USGS has done an economic assessment of undiscovered conventional natural gas in the central North Slope, an area where initial development is most likely to occur because of the proximity of both the existing oil infrastructure and a potential gas export pipeline. The assessment focused on natural gas from gas fields, rather than gas that might be associated with oil in oil fields.
Using an estimated range of gas accumulation sizes and assuming a gas development scenario that includes a future North Slope gas line, the USGS analyst plotted estimated economically recoverable gas volume for gas prices ranging from $2 per thousand cubic feet to $10 per thousand cubic feet.
The mean or average estimated economically recoverable volumes showed gas production starting to become economic at prices a little more than $3 per thousand cubic feet. Economically recoverable volumes increase rapidly to about 25 tcf at $6 per thousand cubic feet. At $10 per thousand cubic feet volumes peak out at about 27.6 tcf, about 83 percent of the total technically recoverable volume.
“Those are fairly significant numbers because for the first time we’ve been able to say that the lion’s share of the technically recoverable gas that we estimate to be present is probably going to be economically recoverable close to infrastructure,” Houseknecht said.
The percentage of technically recoverable gas that can be recovered economically decreases as you move further away from the oil and gas infrastructure, Houseknecht added. He also pointed out that the estimates “are highly dependent on the economic parameters that are associated with the existence of a gas pipeline.”

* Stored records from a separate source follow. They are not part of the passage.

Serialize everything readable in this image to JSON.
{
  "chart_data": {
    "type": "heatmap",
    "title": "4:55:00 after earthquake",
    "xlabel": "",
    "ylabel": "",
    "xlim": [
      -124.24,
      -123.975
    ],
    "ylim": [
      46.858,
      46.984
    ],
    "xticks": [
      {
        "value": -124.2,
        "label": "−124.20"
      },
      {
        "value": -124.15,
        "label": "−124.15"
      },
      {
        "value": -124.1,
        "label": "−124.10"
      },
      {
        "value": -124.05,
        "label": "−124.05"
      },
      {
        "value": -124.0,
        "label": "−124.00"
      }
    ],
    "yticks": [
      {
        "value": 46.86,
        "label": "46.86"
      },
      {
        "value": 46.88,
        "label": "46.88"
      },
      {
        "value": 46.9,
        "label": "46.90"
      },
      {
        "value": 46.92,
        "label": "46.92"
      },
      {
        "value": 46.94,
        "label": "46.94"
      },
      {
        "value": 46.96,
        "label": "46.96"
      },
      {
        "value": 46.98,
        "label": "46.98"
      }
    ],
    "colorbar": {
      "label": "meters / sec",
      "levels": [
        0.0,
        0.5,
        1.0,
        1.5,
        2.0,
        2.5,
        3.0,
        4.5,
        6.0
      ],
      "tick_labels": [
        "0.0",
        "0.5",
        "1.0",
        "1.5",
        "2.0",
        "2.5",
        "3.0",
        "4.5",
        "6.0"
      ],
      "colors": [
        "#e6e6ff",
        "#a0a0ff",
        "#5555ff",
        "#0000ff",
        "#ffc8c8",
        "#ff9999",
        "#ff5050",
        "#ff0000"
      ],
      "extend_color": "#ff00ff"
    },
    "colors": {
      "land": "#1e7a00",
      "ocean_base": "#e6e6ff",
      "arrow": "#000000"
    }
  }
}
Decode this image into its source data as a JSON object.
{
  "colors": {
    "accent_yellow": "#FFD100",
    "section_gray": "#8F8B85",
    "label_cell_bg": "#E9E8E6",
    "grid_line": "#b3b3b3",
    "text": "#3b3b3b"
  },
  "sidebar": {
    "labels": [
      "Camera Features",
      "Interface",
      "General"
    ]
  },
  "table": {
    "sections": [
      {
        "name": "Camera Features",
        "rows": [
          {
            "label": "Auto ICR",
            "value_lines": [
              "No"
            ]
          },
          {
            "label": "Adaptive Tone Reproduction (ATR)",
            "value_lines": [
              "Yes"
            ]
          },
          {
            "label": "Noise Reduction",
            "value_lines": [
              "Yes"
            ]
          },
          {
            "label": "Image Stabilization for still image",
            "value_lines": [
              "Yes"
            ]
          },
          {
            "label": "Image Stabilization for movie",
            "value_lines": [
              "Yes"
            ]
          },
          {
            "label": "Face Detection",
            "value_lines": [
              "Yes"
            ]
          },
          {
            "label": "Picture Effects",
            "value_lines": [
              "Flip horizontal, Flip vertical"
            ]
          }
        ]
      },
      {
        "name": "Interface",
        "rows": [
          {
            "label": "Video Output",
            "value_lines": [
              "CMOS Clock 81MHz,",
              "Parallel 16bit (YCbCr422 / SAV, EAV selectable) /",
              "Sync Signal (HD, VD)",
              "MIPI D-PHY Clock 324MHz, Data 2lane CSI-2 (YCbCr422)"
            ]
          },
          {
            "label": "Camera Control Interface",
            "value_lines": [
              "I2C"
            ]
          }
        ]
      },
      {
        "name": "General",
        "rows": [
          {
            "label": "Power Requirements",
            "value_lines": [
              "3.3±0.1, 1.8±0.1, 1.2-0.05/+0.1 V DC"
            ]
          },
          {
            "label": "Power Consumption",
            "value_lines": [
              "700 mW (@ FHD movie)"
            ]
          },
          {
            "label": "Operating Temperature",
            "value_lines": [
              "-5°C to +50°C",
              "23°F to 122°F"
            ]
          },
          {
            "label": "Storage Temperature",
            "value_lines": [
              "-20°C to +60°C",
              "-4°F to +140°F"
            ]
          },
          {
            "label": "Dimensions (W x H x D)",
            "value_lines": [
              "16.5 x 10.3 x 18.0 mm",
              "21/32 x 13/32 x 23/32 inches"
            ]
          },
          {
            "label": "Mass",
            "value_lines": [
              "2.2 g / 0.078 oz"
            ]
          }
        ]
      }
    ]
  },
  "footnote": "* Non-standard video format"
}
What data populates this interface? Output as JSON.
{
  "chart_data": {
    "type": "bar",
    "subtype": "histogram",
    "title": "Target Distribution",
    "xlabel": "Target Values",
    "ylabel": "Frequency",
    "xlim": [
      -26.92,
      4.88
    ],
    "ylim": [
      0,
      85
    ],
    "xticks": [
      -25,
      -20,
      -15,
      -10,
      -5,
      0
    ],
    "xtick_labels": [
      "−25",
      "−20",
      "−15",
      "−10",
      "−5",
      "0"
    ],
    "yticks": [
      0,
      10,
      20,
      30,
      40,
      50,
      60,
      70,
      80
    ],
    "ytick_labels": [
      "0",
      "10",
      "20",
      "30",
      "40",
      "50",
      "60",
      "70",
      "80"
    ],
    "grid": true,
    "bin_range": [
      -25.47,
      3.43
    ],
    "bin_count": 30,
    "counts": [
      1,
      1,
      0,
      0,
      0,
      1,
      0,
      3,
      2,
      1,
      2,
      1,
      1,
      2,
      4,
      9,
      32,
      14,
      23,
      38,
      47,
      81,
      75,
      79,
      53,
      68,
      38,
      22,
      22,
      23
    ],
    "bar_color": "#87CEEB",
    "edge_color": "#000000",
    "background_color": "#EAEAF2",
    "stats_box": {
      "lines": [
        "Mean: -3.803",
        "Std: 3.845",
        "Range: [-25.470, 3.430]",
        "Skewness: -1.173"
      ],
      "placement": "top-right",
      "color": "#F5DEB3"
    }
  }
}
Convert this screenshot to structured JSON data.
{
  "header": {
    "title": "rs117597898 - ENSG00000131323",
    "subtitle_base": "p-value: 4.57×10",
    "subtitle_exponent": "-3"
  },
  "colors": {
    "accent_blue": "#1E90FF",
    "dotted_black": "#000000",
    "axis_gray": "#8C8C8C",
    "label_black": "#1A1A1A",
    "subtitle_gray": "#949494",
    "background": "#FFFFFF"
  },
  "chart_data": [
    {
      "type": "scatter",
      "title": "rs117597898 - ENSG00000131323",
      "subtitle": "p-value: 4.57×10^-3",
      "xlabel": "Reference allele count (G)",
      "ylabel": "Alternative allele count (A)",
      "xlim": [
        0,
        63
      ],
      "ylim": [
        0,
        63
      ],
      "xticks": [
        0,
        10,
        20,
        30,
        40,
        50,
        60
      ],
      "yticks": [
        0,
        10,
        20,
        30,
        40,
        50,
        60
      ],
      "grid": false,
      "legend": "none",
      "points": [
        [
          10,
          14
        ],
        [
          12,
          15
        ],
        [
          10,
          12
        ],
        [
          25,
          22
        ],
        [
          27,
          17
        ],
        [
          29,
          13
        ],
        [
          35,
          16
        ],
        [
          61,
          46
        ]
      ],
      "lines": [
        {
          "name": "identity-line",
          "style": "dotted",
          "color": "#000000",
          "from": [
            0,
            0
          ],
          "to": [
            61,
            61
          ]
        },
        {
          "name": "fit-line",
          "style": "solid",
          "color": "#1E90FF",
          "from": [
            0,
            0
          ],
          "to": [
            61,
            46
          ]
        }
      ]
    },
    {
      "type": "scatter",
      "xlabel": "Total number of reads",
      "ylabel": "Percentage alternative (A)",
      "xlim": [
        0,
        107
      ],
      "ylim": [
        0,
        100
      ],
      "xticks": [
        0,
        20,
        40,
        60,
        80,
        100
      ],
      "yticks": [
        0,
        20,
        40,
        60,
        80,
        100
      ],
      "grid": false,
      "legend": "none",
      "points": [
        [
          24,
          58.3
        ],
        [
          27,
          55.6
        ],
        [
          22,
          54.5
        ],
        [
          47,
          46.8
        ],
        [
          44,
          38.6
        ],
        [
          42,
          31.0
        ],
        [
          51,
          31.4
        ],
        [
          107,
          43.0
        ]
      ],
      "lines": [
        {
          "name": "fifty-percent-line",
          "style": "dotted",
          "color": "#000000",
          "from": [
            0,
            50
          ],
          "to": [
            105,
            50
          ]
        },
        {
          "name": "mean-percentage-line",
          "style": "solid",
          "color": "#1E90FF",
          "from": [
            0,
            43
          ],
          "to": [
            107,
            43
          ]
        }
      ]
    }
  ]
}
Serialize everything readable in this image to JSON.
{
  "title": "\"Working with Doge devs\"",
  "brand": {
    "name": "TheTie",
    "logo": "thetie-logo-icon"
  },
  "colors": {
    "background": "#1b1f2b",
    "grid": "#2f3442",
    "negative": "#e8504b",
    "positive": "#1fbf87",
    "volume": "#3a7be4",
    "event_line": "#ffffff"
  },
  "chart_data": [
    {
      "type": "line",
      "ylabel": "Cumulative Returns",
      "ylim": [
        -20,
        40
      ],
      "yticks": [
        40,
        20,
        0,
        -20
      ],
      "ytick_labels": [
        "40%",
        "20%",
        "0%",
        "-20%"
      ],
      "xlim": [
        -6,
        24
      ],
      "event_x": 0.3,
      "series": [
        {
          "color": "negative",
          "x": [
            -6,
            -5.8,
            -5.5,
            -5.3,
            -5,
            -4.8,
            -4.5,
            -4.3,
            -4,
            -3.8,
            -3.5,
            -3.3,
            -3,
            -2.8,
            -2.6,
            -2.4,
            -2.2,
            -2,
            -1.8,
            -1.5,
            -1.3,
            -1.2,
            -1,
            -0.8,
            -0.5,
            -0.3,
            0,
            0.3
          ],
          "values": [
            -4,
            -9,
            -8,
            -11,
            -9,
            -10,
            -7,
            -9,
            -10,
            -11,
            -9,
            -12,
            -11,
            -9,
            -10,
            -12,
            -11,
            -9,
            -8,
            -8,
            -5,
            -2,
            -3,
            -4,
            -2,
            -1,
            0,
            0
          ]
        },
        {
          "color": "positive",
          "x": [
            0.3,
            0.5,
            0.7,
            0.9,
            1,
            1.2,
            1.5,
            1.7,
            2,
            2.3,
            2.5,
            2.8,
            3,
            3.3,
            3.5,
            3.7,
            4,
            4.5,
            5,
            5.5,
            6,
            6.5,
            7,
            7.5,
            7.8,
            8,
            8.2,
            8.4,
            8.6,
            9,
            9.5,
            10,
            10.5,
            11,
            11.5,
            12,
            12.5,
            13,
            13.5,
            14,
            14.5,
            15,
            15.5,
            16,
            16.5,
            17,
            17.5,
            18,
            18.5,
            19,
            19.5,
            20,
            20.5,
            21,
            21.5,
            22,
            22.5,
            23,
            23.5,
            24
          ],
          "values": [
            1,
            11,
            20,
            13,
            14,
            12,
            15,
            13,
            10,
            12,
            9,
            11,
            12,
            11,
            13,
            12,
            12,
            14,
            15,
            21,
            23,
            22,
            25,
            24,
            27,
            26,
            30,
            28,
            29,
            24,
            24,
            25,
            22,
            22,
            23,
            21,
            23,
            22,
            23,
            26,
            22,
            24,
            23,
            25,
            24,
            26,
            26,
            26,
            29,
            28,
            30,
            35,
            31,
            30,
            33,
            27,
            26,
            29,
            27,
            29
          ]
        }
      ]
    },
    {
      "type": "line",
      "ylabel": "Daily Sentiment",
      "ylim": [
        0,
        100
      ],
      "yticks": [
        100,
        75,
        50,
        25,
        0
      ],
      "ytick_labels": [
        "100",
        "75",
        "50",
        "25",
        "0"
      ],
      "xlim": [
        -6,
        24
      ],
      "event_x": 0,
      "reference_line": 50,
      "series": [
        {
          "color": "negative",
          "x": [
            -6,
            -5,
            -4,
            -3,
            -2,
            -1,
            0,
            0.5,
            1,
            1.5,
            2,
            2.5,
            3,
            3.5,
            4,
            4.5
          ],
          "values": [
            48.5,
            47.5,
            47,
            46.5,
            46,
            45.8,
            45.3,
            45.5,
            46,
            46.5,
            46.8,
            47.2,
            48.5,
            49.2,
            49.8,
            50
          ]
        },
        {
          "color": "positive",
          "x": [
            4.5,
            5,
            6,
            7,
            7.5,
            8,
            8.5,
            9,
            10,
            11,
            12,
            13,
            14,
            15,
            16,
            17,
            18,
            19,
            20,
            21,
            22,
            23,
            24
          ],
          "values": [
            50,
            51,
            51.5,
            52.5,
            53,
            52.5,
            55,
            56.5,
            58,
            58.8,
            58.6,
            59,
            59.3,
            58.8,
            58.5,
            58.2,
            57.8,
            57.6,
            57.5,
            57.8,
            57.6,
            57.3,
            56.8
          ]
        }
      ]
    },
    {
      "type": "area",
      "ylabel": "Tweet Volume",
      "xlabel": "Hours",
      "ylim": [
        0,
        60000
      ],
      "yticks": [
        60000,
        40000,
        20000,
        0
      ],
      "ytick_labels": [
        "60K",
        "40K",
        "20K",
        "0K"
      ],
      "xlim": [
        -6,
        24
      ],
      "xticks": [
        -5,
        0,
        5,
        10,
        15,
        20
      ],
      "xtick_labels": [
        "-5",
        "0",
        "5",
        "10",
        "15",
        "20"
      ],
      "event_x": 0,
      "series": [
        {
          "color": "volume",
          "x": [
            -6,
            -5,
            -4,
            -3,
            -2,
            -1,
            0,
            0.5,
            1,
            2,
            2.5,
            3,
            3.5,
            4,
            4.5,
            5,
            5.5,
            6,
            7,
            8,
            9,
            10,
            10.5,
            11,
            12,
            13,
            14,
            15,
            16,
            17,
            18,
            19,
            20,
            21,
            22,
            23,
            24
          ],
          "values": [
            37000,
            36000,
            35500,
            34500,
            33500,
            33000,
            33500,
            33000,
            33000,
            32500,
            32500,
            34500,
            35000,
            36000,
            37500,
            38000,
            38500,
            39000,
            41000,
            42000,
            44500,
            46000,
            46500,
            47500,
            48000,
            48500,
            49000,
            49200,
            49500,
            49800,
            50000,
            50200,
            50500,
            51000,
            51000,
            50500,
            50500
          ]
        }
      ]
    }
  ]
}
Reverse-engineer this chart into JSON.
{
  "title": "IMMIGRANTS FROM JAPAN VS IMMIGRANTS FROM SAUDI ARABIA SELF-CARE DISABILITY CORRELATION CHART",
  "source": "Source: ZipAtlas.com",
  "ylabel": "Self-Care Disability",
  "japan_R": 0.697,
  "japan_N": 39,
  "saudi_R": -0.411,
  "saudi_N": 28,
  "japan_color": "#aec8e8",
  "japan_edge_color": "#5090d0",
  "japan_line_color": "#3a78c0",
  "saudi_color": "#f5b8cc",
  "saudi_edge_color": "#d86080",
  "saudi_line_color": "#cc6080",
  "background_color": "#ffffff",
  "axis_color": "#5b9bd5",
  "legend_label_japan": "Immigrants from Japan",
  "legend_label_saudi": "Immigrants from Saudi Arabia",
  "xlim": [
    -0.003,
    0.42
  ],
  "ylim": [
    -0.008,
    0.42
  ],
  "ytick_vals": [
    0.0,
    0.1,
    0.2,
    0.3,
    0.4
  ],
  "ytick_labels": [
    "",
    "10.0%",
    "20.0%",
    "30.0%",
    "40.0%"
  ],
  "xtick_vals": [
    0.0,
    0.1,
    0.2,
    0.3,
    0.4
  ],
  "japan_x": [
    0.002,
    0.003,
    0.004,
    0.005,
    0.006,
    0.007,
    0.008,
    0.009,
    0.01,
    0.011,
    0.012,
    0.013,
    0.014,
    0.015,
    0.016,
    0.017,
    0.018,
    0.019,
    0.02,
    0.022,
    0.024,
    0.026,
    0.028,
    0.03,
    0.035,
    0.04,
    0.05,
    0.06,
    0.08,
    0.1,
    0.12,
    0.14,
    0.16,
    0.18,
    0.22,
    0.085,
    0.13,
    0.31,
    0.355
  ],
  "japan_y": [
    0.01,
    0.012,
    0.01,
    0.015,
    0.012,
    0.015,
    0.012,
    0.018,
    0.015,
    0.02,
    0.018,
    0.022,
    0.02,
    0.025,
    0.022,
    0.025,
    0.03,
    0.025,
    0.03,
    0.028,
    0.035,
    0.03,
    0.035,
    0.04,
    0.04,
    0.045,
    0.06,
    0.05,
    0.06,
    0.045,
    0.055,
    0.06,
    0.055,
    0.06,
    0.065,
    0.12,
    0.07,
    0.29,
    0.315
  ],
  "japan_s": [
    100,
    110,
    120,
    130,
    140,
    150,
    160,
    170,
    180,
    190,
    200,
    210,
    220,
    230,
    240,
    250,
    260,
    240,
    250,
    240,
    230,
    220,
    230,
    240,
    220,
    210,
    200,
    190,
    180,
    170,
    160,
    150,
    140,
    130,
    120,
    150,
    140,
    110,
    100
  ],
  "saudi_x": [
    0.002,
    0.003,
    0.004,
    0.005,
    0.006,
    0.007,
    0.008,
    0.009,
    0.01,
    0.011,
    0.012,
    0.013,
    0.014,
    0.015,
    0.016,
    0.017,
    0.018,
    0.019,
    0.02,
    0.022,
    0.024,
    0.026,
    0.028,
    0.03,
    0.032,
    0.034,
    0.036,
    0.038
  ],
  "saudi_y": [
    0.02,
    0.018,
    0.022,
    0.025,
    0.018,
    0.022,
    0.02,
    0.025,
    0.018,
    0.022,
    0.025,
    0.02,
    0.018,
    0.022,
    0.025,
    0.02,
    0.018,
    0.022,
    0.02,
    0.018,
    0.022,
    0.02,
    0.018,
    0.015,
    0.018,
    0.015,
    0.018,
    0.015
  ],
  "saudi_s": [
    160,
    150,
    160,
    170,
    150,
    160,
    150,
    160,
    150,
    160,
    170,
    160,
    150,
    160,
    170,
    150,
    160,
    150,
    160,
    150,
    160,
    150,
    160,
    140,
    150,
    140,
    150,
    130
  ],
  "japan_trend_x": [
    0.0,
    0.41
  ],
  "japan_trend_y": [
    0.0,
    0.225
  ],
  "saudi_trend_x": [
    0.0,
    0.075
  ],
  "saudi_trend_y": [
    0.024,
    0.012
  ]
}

Non-conventional resources
Houseknecht also talked about some of the non-conventional natural gas resources in northern Alaska, such as gas hydrates, overpressured gas and coalbed methane. Together, these resources contain the potential to produce vast volumes of natural gas. But the technical feasibility and economics of developing the non-conventional resources still remain substantially unknown.
For example, huge quantities of natural gas lie trapped in known gas hydrate deposits in the north central North Slope.
“Currently a partnership of the Department of Energy, BP, the University of Arizona, Alaska DNR, USGS and the Bureau of Land Management is focused on two separate projects, one of which is attempting to characterize the resource and then find out whether it is recoverable … and the other of which is trying to do an assessment of recoverable gas from hydrates,” Houseknecht said.
There’s also a real possibility of overpressured natural gas resources in low-permeability sandstone, or perhaps in shale, deep in the central part of the Colville Basin, between the Brooks Range foothills and the coastal plain, Houseknecht thinks. He cited evidence of overpressure and gas resources from the sonic logs and drill stem tests from the Tulugak well in the central North Slope.
“So we believe the potential exists for a large but as yet non-assessed resource for low-permeability, over-pressured, basin-centered gas beneath the North Slope,” Houseknecht said.
This would be analogous to the overpressured natural gas that is driving quite a bit of exploration in the Rocky Mountains basin, he said.
Coalbed methane is another intriguing possibility in northern Alaska — the North Slope of Alaska has probably more coal resources than the whole of the rest of the United States combined, Houseknecht said. But coalbed methane drilling further south in the state has so far proved disappointing and permafrost in the north will reduce the gas content of the coal, he said.
“We are attempting right now to do an assessment of coalbed methane content of these North Slope coals and the results of that should be released probably within a year,” he said.
But with the likelihood of more than 200 tcf of technically recoverable conventional gas in Alaska, Houseknecht sees strong potential for future gas development.
“It’s a big resource base,” he said. “It’s just a question of when will infrastructure be present to send it to market and how close are those resources to infrastructure to make them economic.”